China has suspended the implementation of its nationwide E10 ethanol mandate, which was supposed to start at the beginning of January. The national government announced back in September 2017 that all gasoline sold nationwide must contain a minimum of 10% ethanol from 2020. At that time, the country was experiencing a huge corn supply surplus. China primarily uses corn as the feedstock to produce ethanol.  

However, the National Development and Reform Commission (NDRC), at a meeting in late December with ethanol producers and oil majors,  said it would halt the roll-out of E10 beyond the current provinces that have already implemented full or partial blends, according to Reuters.

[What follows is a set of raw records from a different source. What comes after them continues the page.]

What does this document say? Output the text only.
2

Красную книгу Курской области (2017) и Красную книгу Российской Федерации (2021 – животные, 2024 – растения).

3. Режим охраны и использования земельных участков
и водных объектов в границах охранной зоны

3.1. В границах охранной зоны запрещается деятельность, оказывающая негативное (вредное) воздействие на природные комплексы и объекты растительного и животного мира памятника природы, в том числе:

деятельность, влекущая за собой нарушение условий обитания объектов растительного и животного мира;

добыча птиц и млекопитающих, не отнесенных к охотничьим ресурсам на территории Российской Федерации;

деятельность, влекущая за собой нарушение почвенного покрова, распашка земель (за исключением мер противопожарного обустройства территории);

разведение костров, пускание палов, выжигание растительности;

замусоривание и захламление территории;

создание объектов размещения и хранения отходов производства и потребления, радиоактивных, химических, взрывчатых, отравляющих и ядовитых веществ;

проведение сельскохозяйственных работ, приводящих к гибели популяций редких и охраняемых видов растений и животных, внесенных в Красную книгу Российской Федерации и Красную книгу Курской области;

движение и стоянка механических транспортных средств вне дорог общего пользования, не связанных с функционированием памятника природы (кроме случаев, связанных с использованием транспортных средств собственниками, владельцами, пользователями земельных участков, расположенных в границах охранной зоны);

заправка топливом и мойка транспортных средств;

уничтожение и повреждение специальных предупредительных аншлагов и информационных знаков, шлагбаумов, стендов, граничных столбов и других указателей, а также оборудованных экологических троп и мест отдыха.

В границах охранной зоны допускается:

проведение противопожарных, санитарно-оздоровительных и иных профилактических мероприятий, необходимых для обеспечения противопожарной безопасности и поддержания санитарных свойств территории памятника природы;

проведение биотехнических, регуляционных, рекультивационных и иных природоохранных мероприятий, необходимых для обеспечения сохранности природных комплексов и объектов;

The reversal is a heavy blow to domestic producers that have built new plants, as well as biofuel exporters, including the United States and Brazil, which were looking to benefit from growing Chinese demand.

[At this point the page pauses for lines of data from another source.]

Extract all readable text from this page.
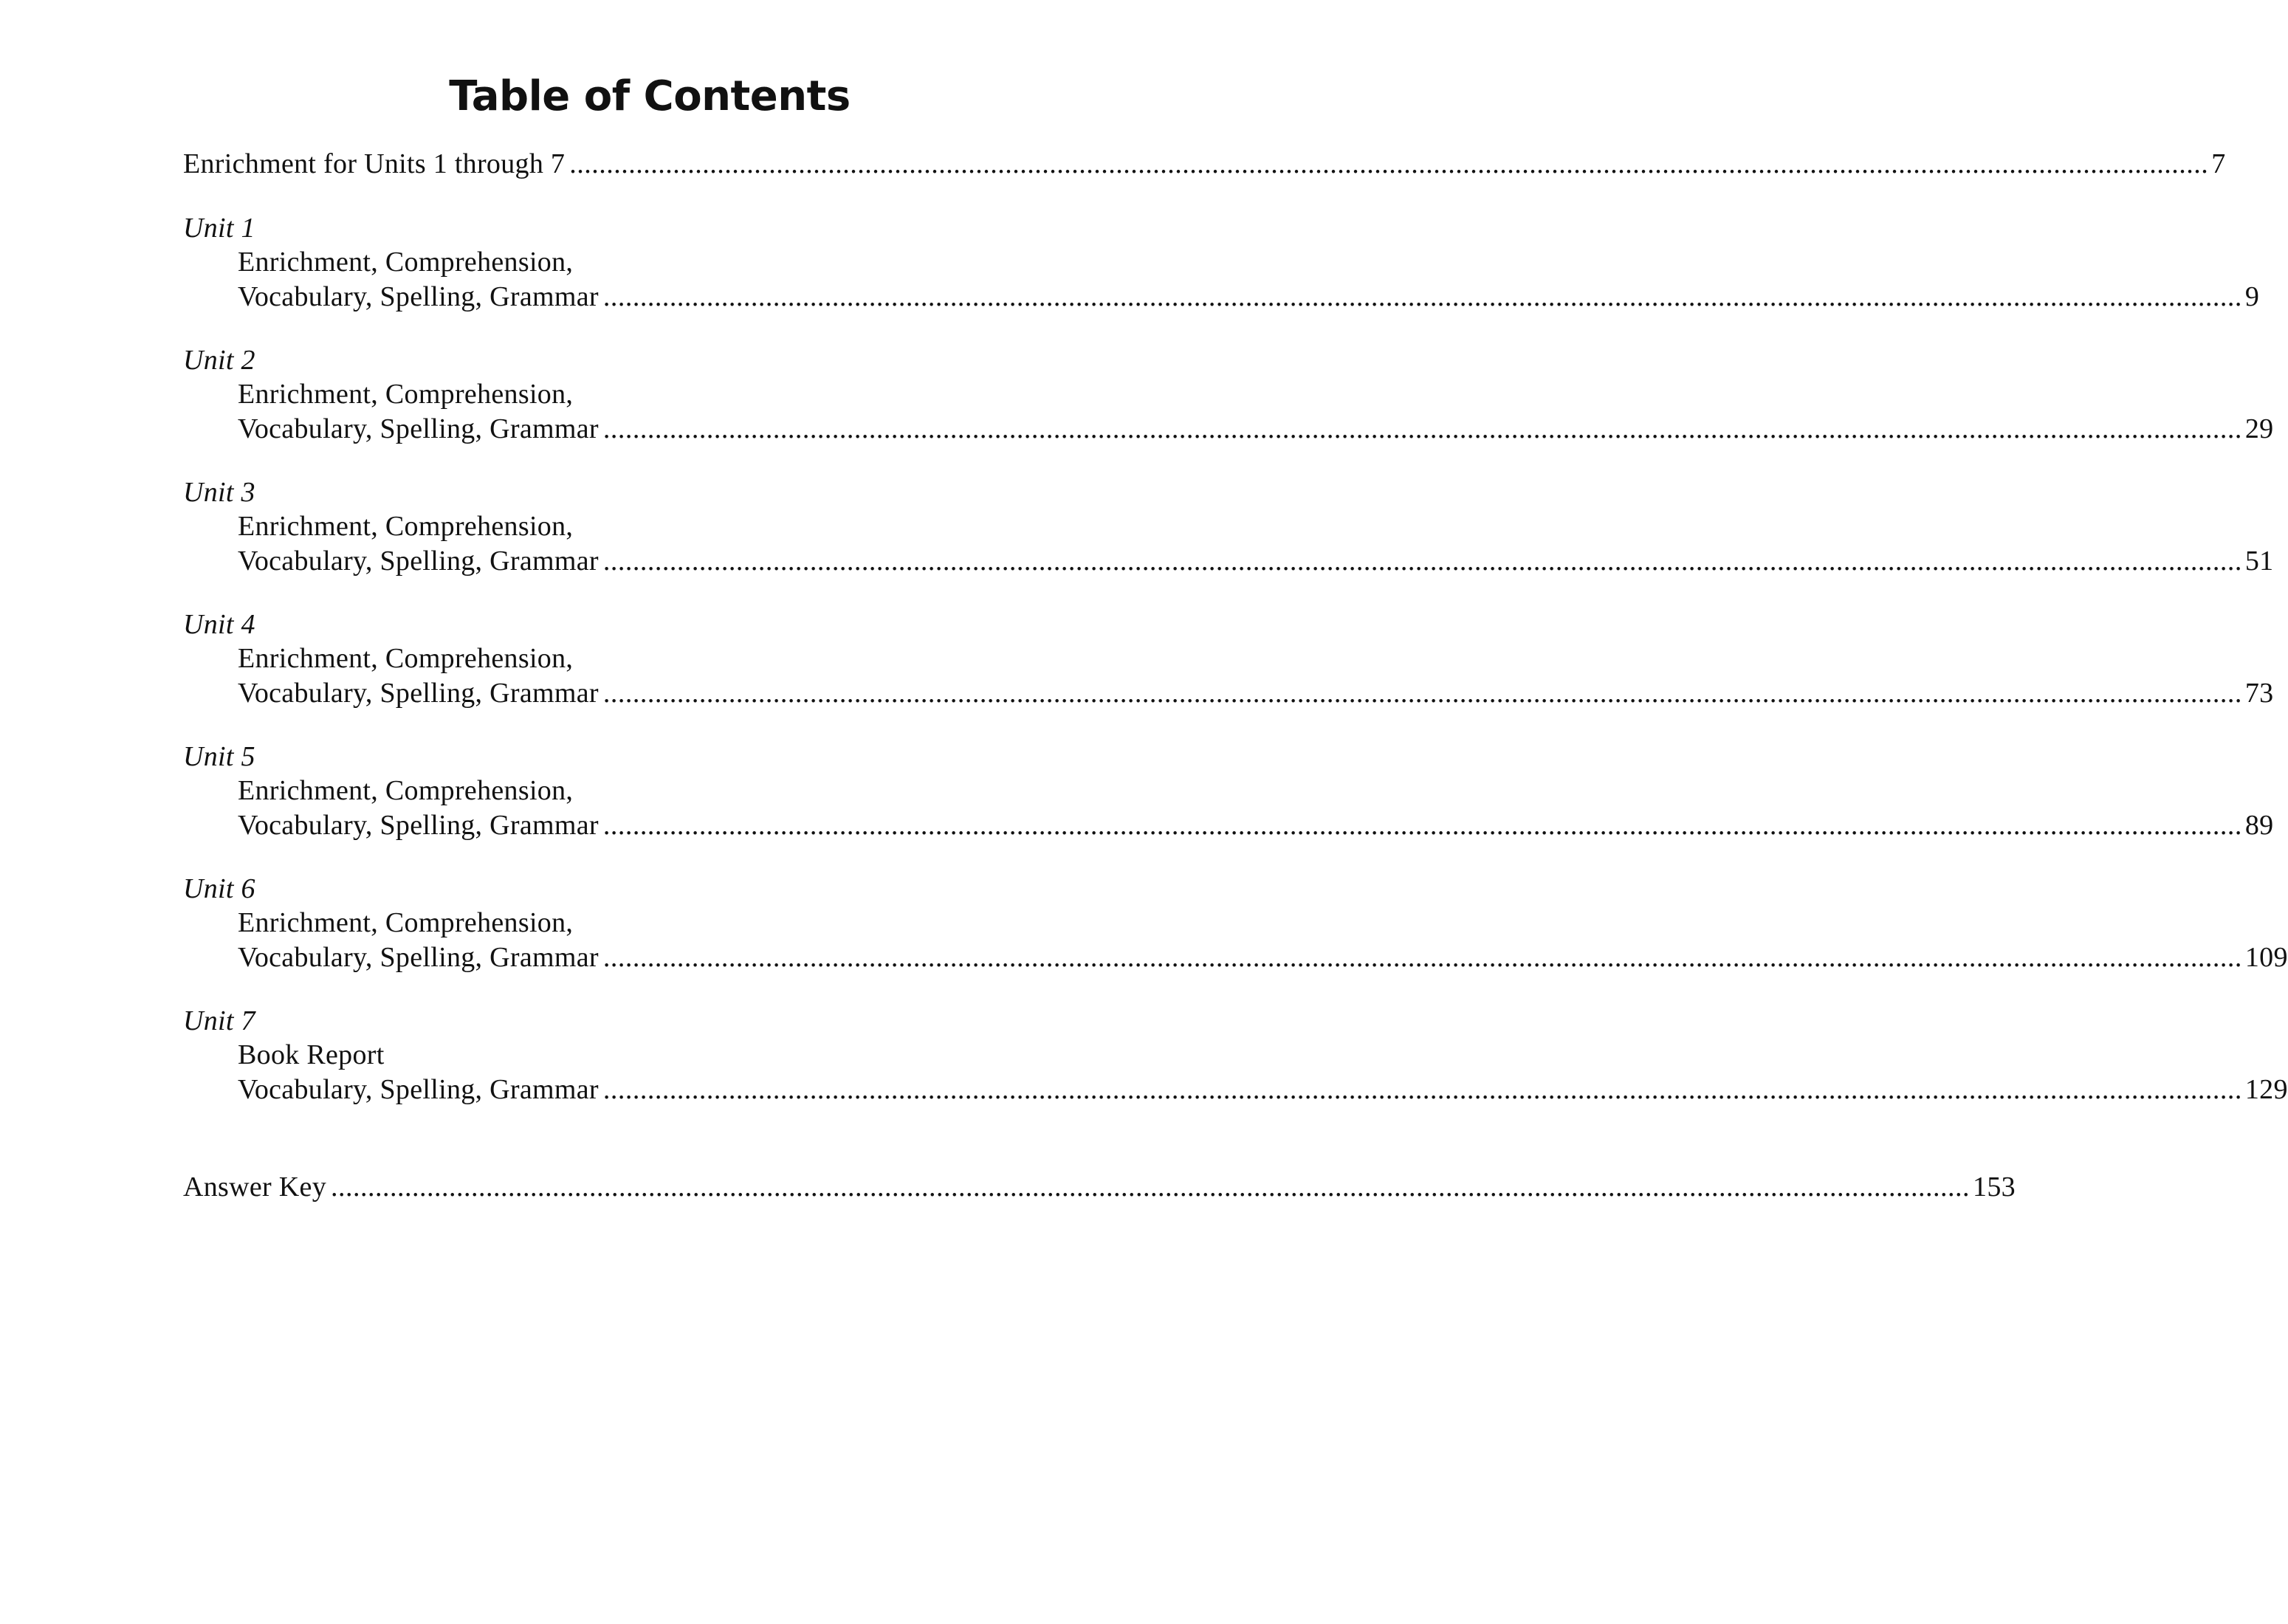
Table of Contents
Enrichment for Units 1 through 7 .............................................................................................................................................................................................................................. 7
Unit 1
Enrichment, Comprehension,
Vocabulary, Spelling, Grammar .............................................................................................................................................................................................................................. 9
Unit 2
Enrichment, Comprehension,
Vocabulary, Spelling, Grammar .............................................................................................................................................................................................................................. 29
Unit 3
Enrichment, Comprehension,
Vocabulary, Spelling, Grammar .............................................................................................................................................................................................................................. 51
Unit 4
Enrichment, Comprehension,
Vocabulary, Spelling, Grammar .............................................................................................................................................................................................................................. 73
Unit 5
Enrichment, Comprehension,
Vocabulary, Spelling, Grammar .............................................................................................................................................................................................................................. 89
Unit 6
Enrichment, Comprehension,
Vocabulary, Spelling, Grammar .............................................................................................................................................................................................................................. 109
Unit 7
Book Report
Vocabulary, Spelling, Grammar .............................................................................................................................................................................................................................. 129
Answer Key .............................................................................................................................................................................................................................. 153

The U.S. exported about 20% of its fuel ethanol to China in 2016, which was worth about USD300 million. American exports have since declined after the government raised import duties in 2017 to 30%, and then added trade war tariffs on U.S. cargoes twice during 2018, amounting to another 40%.

China was expected to sharply increase imports of U.S. ethanol under the recently announced phase one trade deal, but is now unlikely to require large ethanol supplies without the mandate.

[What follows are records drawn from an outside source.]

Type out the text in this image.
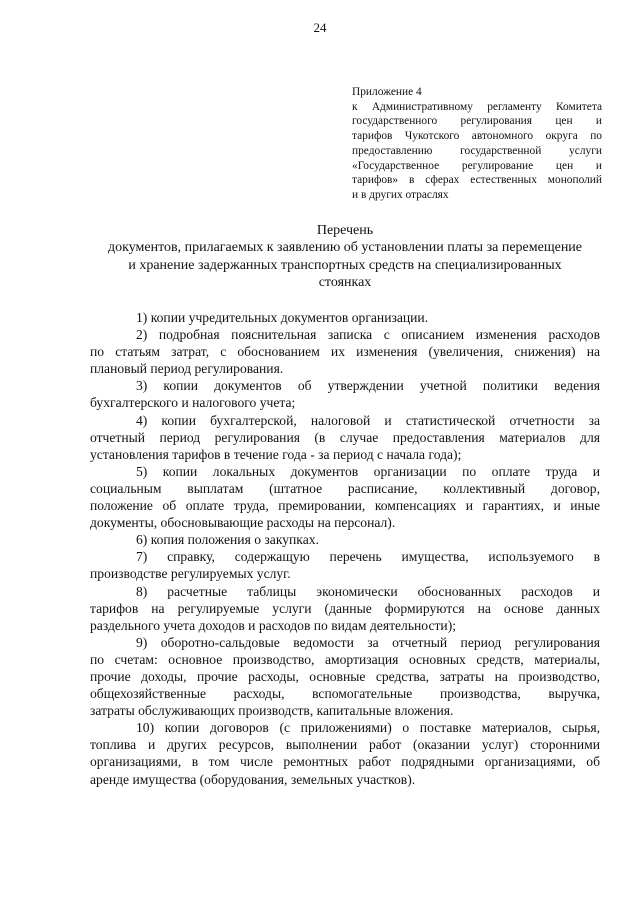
24
Приложение 4
к Административному регламенту Комитета
государственного регулирования цен и
тарифов Чукотского автономного округа по
предоставлению государственной услуги
«Государственное регулирование цен и
тарифов» в сферах естественных монополий
и в других отраслях
Перечень
документов, прилагаемых к заявлению об установлении платы за перемещение
и хранение задержанных транспортных средств на специализированных
стоянках
1) копии учредительных документов организации.
2) подробная пояснительная записка с описанием изменения расходов
по статьям затрат, с обоснованием их изменения (увеличения, снижения) на
плановый период регулирования.
3) копии документов об утверждении учетной политики ведения
бухгалтерского и налогового учета;
4) копии бухгалтерской, налоговой и статистической отчетности за
отчетный период регулирования (в случае предоставления материалов для
установления тарифов в течение года - за период с начала года);
5) копии локальных документов организации по оплате труда и
социальным выплатам (штатное расписание, коллективный договор,
положение об оплате труда, премировании, компенсациях и гарантиях, и иные
документы, обосновывающие расходы на персонал).
6) копия положения о закупках.
7) справку, содержащую перечень имущества, используемого в
производстве регулируемых услуг.
8) расчетные таблицы экономически обоснованных расходов и
тарифов на регулируемые услуги (данные формируются на основе данных
раздельного учета доходов и расходов по видам деятельности);
9) оборотно-сальдовые ведомости за отчетный период регулирования
по счетам: основное производство, амортизация основных средств, материалы,
прочие доходы, прочие расходы, основные средства, затраты на производство,
общехозяйственные расходы, вспомогательные производства, выручка,
затраты обслуживающих производств, капитальные вложения.
10) копии договоров (с приложениями) о поставке материалов, сырья,
топлива и других ресурсов, выполнении работ (оказании услуг) сторонними
организациями, в том числе ремонтных работ подрядными организациями, об
аренде имущества (оборудования, земельных участков).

“The decision was made after further study, which suggests any promotion of ethanol gasoline must be based on the precondition that food security is guaranteed,” said one of the sources familiar with Beijing’s plan, in reference to declining grain reserves in China.

Six other contacts including producers, traders and analysts also said the government roll-out of the mandate had significantly slowed or stalled, with few new plants built or markets opened in the past few months.

“There is a big shortage of production capacity and few places have made breakthroughs” with the mandate roll-out, said Michael Mao, analyst with Sublime China Information. “I think the promotion has slowed. Maybe we need to wait until after 2020.”

Reaching the 2020 target would have required about 15 million tonnes of the biofuel annually, more than four times the current output, or some 45 million tonnes of corn, which is about 16% of the country’s current consumption.